Heterotopic pregnancy (HP) is a rare phenomenon in which at least two pregnancies occur simultaneously at two distinct implantation points. One remains in the uterus, and the other is implanted ectopically. The vast majority of HP cases are discovered during the first trimester of pregnancy.
Its prevalence has risen dramatically in recent years due to assisted reproductive treatments. The majority of individuals who have a heterotopic pregnancy have had infertility or tubal illness in the past.
Symptoms of Heterotopic Pregnancy
A woman who is pregnant heterotopically may or may not have any symptoms. This is particularly alarming since half of these conceptions are only discovered after the fallopian tube ruptures. Some patients experience the following symptoms:
- Abnormal vaginal bleeding
- Pain in the side
- Abnormal cramping
- Pain in the neck, shoulder or rectum
- Pelvic pain
You are advised to seek immediate medical attention if you experience these symptoms. If you experience heavy bleeding, severe pain and feeling weak and fainting, treat it as a medical emergency.
Heterotopic pregnancy (HP) is a life-threatening condition that may be difficult to identify. Even if an intrauterine gestational sac has already been verified and there are no obvious risk factors, it’s vital to assess the adnexa thoroughly with ultrasound to rule out a potential ectopic pregnancy.
During a typical ultrasound, the sonographer examines the growing baby in the uterus.
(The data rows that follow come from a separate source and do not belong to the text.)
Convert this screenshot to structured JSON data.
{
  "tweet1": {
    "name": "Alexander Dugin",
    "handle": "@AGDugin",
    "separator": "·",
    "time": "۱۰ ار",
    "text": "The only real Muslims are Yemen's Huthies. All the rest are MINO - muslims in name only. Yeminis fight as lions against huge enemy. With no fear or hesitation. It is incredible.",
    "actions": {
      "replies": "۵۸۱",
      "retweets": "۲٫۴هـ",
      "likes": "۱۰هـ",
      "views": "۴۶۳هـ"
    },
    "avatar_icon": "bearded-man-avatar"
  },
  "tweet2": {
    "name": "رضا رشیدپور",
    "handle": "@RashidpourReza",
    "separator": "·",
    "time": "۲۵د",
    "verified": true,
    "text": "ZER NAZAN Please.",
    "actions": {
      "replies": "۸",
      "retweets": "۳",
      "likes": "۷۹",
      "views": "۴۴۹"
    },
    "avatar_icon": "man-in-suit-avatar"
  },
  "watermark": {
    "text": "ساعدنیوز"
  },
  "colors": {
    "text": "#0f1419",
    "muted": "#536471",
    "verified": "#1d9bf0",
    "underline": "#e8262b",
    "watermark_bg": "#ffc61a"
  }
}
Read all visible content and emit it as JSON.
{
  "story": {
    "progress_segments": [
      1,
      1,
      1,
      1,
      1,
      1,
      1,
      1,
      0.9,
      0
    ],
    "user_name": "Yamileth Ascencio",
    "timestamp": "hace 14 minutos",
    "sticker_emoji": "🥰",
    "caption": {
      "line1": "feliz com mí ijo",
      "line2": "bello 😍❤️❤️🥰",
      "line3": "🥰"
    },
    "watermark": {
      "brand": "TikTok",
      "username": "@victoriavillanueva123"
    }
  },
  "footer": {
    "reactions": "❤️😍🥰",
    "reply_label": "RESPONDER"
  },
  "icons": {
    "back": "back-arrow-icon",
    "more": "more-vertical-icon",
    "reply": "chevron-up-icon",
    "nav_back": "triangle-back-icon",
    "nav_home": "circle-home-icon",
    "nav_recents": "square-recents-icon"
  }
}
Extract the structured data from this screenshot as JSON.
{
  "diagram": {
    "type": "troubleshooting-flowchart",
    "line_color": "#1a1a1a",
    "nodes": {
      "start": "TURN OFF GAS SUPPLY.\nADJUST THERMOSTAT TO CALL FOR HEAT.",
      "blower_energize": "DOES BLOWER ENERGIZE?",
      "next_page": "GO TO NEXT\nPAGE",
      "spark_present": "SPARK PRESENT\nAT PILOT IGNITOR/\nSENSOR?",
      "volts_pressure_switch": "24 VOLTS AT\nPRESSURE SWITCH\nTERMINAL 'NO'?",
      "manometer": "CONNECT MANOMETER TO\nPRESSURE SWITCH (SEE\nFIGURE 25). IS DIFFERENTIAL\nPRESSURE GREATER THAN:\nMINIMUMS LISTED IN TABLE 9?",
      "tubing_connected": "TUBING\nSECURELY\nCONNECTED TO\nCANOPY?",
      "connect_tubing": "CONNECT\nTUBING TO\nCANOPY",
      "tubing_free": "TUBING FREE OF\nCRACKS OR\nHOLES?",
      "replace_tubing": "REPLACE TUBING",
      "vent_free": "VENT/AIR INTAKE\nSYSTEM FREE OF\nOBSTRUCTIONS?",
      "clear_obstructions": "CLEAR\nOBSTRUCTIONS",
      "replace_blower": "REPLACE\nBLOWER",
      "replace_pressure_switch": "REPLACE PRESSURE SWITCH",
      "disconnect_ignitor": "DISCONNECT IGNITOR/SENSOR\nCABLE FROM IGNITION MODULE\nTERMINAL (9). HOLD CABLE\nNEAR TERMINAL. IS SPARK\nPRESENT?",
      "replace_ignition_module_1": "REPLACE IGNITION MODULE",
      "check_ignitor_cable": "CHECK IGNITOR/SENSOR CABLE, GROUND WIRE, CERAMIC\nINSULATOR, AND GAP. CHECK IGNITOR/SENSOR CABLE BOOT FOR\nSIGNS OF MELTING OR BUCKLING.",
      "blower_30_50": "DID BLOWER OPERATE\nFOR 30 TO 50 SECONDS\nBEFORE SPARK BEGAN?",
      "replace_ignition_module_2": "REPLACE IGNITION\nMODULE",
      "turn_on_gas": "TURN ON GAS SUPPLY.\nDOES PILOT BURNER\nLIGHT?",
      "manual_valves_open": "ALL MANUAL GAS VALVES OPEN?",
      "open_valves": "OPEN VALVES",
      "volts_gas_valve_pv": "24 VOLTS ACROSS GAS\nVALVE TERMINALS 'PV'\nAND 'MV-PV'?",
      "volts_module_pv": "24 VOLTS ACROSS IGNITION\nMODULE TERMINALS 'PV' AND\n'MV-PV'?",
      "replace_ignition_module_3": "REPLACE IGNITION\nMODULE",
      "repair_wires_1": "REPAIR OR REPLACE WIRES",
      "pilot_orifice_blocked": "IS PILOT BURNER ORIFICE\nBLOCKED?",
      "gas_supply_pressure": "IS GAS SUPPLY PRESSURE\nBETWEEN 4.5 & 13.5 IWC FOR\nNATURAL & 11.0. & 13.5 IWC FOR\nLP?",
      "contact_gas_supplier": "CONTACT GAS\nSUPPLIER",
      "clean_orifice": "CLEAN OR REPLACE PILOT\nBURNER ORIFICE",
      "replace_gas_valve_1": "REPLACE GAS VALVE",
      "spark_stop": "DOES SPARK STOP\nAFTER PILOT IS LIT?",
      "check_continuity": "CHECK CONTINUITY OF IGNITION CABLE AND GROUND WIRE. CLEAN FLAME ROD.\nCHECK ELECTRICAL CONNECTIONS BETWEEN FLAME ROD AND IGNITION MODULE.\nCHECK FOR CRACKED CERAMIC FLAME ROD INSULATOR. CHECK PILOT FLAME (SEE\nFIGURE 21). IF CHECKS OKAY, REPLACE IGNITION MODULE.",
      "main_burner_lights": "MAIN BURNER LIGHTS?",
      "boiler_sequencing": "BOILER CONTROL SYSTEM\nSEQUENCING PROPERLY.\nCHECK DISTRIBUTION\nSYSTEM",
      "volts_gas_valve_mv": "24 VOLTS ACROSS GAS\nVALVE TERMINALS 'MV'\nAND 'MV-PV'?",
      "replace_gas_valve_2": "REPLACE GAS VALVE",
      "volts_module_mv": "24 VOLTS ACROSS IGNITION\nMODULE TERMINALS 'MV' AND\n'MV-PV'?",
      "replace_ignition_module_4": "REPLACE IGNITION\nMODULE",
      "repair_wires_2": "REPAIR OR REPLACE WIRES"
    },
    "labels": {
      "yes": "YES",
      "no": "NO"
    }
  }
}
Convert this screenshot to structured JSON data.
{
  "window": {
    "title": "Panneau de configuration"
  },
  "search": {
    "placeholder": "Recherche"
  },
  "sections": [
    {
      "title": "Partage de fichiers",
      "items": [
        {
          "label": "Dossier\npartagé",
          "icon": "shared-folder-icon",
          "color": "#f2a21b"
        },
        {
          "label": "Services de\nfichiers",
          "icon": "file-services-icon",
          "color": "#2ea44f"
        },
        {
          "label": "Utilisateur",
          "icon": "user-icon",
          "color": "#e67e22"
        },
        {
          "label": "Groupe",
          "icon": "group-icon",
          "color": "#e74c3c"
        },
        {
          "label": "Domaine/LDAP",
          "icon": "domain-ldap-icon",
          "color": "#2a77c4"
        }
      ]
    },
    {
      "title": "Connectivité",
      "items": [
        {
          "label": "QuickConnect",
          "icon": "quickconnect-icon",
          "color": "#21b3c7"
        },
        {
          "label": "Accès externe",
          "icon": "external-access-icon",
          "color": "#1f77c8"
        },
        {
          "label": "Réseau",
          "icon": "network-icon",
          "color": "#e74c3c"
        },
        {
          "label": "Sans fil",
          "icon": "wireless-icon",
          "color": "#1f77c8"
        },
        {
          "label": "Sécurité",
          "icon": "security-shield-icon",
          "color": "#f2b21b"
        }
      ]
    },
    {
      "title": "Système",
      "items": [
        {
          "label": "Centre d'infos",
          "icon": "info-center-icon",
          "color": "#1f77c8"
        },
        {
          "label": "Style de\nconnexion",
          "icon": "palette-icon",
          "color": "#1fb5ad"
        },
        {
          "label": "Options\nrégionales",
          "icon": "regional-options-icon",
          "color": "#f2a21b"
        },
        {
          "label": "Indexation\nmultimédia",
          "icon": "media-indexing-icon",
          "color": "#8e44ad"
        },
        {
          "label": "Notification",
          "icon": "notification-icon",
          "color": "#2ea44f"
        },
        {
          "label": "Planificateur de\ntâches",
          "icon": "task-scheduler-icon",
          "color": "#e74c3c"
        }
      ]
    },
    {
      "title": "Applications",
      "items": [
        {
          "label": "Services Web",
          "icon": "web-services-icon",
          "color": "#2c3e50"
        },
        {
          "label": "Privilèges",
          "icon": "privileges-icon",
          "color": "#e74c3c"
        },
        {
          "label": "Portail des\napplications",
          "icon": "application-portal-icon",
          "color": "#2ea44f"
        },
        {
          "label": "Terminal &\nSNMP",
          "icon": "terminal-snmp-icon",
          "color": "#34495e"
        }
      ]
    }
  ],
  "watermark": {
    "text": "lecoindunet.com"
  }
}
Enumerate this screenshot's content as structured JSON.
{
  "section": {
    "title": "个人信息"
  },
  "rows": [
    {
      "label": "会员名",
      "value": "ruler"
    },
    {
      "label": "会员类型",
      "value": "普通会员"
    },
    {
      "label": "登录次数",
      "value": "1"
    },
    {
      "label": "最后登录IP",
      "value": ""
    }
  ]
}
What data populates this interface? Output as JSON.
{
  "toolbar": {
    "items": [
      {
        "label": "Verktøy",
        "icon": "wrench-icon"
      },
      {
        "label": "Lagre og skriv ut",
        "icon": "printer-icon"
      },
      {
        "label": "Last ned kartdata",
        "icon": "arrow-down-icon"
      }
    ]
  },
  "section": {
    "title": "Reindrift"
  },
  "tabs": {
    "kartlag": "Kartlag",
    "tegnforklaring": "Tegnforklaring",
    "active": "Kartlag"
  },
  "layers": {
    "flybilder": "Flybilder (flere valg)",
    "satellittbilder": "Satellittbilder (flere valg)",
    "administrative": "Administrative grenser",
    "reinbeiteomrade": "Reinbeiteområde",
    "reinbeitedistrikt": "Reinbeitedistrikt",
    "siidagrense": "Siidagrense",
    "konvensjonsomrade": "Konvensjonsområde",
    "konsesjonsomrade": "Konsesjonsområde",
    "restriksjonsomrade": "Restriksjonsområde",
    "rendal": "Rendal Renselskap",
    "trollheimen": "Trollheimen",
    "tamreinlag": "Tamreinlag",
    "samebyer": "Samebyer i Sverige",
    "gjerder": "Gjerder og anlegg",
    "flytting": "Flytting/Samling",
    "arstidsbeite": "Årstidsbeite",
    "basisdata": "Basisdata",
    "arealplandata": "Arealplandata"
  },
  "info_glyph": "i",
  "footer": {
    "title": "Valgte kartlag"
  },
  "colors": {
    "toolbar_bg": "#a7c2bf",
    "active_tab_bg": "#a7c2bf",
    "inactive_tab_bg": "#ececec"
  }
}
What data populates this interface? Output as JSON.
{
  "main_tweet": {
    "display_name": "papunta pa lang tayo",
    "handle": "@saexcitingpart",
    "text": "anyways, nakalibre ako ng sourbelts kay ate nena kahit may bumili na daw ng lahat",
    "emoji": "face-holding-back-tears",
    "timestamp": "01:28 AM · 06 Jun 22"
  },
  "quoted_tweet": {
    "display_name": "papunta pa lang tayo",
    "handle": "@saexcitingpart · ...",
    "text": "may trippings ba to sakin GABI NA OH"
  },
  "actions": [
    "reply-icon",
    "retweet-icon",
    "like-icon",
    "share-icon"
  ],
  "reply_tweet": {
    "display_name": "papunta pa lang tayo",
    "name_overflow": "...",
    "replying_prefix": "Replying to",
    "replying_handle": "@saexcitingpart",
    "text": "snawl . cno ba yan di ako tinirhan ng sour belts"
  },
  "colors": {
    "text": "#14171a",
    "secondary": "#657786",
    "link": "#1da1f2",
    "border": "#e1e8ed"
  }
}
They may not think of looking past that point, making it easier to overlook a heterotopic pregnancy. If HP is suspected, ultrasonography typically confirms or rules out the pregnancy by week four or five.
β-hCG serum transducing, in combination with vaginal 2DUS, may be used frequently in prenatal checkups throughout the early phases of pregnancy to help with prompt diagnosis and detection of ectopic and heterotopic pregnancies.
The pregnant woman must be monitored continuously with blood testing before a conclusive diagnosis is reached. If you have had assisted reproductive treatment and are suffering from any of the symptoms described above, you should seek medical help immediately.
Treating Heterotopic Pregnancy
Any fetus outside the uterus is doomed to die, and its existence might result in potentially fatal hemorrhage in the mother if a tissue bursts unexpectedly. As a consequence, these pregnancies will have to be terminated.
It is imperative to establish that this surgical treatment process has a high success rate without terminating the healthy intrauterine pregnancy. Depending on the analysis of a specialist, this surgery may or may not require the removal of the affected fallopian tube.
Although heterotopic pregnancies have a high chance of miscarriage, especially if a rupture occurs, approximately 67% of women may carry the intrauterine baby to term. If you have lost a fetus due to a heterotopic pregnancy, even if the second baby is doing well, it is appropriate to grieve for that baby. Allow yourself to experience your grief and share it with those you can trust.
The presence of fluid inside the pelvis and a comprehensive inspection or reexamination of the adnexa by a professional sonographer might lead clinicians to the correct diagnosis.
High-resolution transvaginal sonography (HRTS) is the most significant diagnostic procedure for intrauterine pregnancy. According to researchers, transvaginal ultrasonography was used to rule out 40% to 70% of HP cases, whereas laparoscopy was required for the other cases.
The treatment aims to keep the intrauterine pregnancy alive and stop the ectopic pregnancy from developing. Either by laparoscopy or laparotomy, surgery is the first-line therapy for HP.
When the diagnosis of HP is timely, the patient will have more treatment options as opposed to a late diagnosis.